Paisiblement, il trempa de nouveau ses lèvres dans le café, comme si nous avions une conversation absolument agréable et simple.
- Tu crois que je devrais le voir maintenant ? Qu'on s'explique ?
Il faillit s'étrangler avec son café.
- Surtout pas ! Tu es folle !
Je me ratatinai contre mon siège.
- Ne vas pas le voir tout de suite, il est bien trop en colère contre toi. Il était déjà en colère que tu ais voulu l'abandonner en avalant une tonne de somnifère, et après le scandale que tu lui as fait... Il est vraiment hors de lui. Donne-lui un peu de temps pour se calmer, si tu veux mon avis. C'est Shade, il reviendra vers toi de lui-même avec un grand sourire, comme d'habitude.
Alors comme ça, il était au courant pour notre dispute. Je ne dis rien, de peur de me faire gronder une nouvelle fois. De toute façon, Zéphyr n'avait pas besoin de mes répliques pour mener une conversation.
- Je ne sais pas ce qui te pousse à te méfier autant Sarah, mais il n'avait rien fait. Cet argent, il l'a gagné en vendant des pièces de voitures détachées.
Je me retins de lui demander s'il avait trouvé comme par magie des pièces de voitures pour éviter un « scandale », comme disait Zéphyr.
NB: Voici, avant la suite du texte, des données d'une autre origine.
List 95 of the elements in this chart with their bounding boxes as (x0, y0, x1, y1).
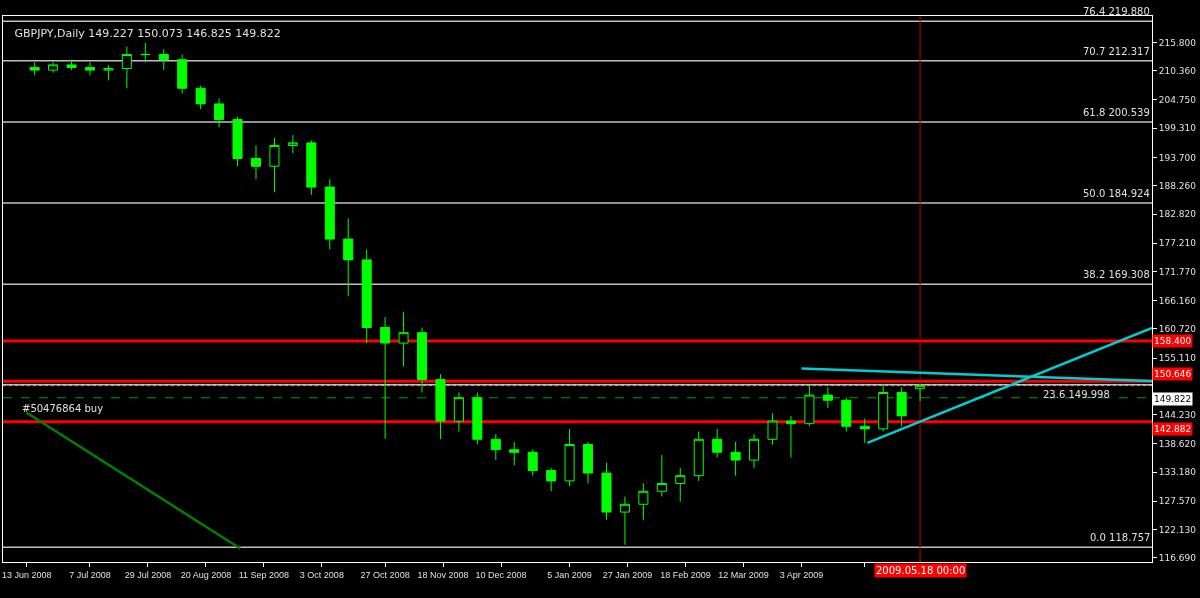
ref-line-label: 23.6 149.998 (1043, 389, 1110, 400)
ref-line-label: 76.4 219.880 (1083, 6, 1150, 17)
candlestick (527, 449, 538, 477)
x-tick-label: 27 Jan 2009 (602, 569, 653, 580)
candlestick (66, 59, 77, 71)
ref-line-label: 38.2 169.308 (1083, 269, 1150, 280)
candlestick (158, 48, 169, 71)
candlestick (656, 454, 667, 497)
candlestick (619, 495, 630, 546)
ref-line-label: 2009.05.18 00:00 (876, 565, 966, 576)
x-tick-label: 20 Aug 2008 (180, 569, 232, 580)
candlestick (287, 134, 298, 154)
candlestick (84, 61, 95, 76)
y-tick-label: 177.210 (1158, 238, 1197, 249)
y-tick-label: 122.130 (1158, 524, 1197, 535)
ref-line-label: 142.882 (1154, 424, 1192, 434)
candlestick (48, 61, 59, 74)
candlestick (804, 384, 815, 427)
candlestick (398, 311, 409, 367)
x-tick-label: 7 Jul 2008 (69, 569, 111, 580)
candlestick (509, 441, 520, 466)
candlestick (453, 391, 464, 432)
x-tick-label: 29 Jul 2008 (124, 569, 172, 580)
candlestick (472, 391, 483, 445)
x-tick-label: 18 Feb 2009 (660, 569, 711, 580)
x-tick-label: 13 Jun 2008 (1, 569, 52, 580)
candlestick (638, 482, 649, 521)
candlestick (361, 248, 372, 344)
y-tick-label: 188.260 (1158, 180, 1197, 191)
candlestick (564, 428, 575, 487)
ref-line-label: 149.822 (1154, 394, 1192, 404)
candlestick (232, 116, 243, 167)
candlestick (712, 428, 723, 458)
candlestick (822, 386, 833, 409)
candlestick (177, 53, 188, 94)
x-tick-label: 27 Oct 2008 (360, 569, 410, 580)
candlestick (767, 412, 778, 445)
y-tick-label: 215.800 (1158, 37, 1197, 48)
ref-line-label: 0.0 118.757 (1090, 532, 1151, 543)
candlestick (435, 373, 446, 440)
candlestick (675, 467, 686, 503)
y-tick-label: 210.360 (1158, 65, 1197, 76)
y-tick-label: 171.770 (1158, 266, 1197, 277)
candlestick (103, 64, 114, 81)
candlestick (195, 85, 206, 110)
candlestick (306, 139, 317, 196)
y-tick-label: 138.620 (1158, 439, 1197, 450)
candlestick (583, 441, 594, 484)
ref-line-label: #50476864 buy (22, 403, 104, 414)
candlestick (417, 326, 428, 393)
ref-line-label: 150.646 (1154, 369, 1192, 379)
y-tick-label: 182.820 (1158, 209, 1197, 220)
x-tick-label: 10 Dec 2008 (475, 569, 527, 580)
y-tick-label: 160.720 (1158, 324, 1197, 335)
candlestick (490, 433, 501, 461)
y-tick-label: 144.230 (1158, 409, 1197, 420)
candlestick (380, 316, 391, 440)
x-tick-label: 18 Nov 2008 (417, 569, 469, 580)
candlestick (121, 46, 132, 89)
text: GBPJPY,Daily 149.227 150.073 146.825 149.822 (14, 27, 281, 41)
candlestick (859, 417, 870, 444)
x-tick-label: 12 Mar 2009 (718, 569, 769, 580)
y-tick-label: 127.570 (1158, 496, 1197, 507)
candlestick (841, 397, 852, 432)
candlestick (693, 430, 704, 482)
ref-line-label: 158.400 (1154, 336, 1192, 346)
y-tick-label: 133.180 (1158, 467, 1197, 478)
ref-line-label: 70.7 212.317 (1083, 46, 1150, 57)
x-tick-label: 5 Jan 2009 (547, 569, 592, 580)
candlestick (343, 217, 354, 297)
candlestick (730, 441, 741, 477)
y-tick-label: 155.110 (1158, 353, 1197, 364)
candlestick (785, 415, 796, 458)
candlestick (214, 98, 225, 128)
candlestick (546, 467, 557, 492)
candlestick (324, 178, 335, 250)
candlestick (749, 433, 760, 469)
x-tick-label: 3 Oct 2008 (299, 569, 344, 580)
candlestick (878, 383, 889, 432)
ref-line-label: 50.0 184.924 (1083, 188, 1150, 199)
candlestick (269, 137, 280, 193)
x-tick-label: 3 Apr 2009 (779, 569, 824, 580)
y-tick-label: 166.160 (1158, 295, 1197, 306)
candlestick (915, 383, 926, 402)
y-tick-label: 199.310 (1158, 123, 1197, 134)
y-tick-label: 116.690 (1158, 553, 1197, 564)
ref-line-label: 61.8 200.539 (1083, 107, 1150, 118)
candlestick (601, 462, 612, 521)
y-tick-label: 193.700 (1158, 152, 1197, 163)
x-tick-label: 11 Sep 2008 (238, 569, 290, 580)
candlestick (896, 386, 907, 427)
y-tick-label: 204.750 (1158, 95, 1197, 106)
candlestick (250, 144, 262, 180)
candlestick (29, 61, 40, 76)
candlestick (140, 42, 151, 63)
Il posa sa main sur la mienne.
- Bref, nous ne sommes pas ici pour parler de ça. L'important est que tu sois de retour.
Il me lança un regard étrange, que je n'arrivai pas à comprendre. Etait-il rassurant ou menaçant ? A vrai dire, je ne savais pas.
- Tu as cru que tu allais nous échapper Sarah, mais on ne te laissera pas filer une nouvelle fois. Je ne te lâcherai plus, d'accord ?
- Euh, oui ?
Il recula et sourit.
- Ma précieuse Sarah est de retour.
La phrase énigmatique de Zéphyr me resta longtemps en tête. Dans le métro, tandis que je rentrais chez moi, ses mots résonnaient encore dans mes oreilles. Pouvais-je compter auprès de moi un nouvel allié ? J'en doutais fortement. Zéphyr, du temps où Sarah était Sarah, était son meilleur ami, mais je n'étais pas sûre de pouvoir lui accorder ma confiance. Après tout, il était du côté de Nick.
Dans mon esprit, tout était simple : le monde était divisé en deux parties, ceux qui étaient avec Nick, et ceux qui étaient avec moi.
Je me méfiais de ceux qui n'étaient pas dans mon camp, même les plus gentils.
J'arrivai chez moi, exténuée par cette journée trop riche en émotion. Si seulement j'avais été préparée à ça ! Mais ce n'était pas la monotone vie de Serenity qui allait m'apprendre à gérer des problèmes plus gros que : mon jean préféré est troué.
Je fis bouillir de l'eau et me fis des pâtes. C'était, après tout ce temps, tout ce que je pouvais m'offrir.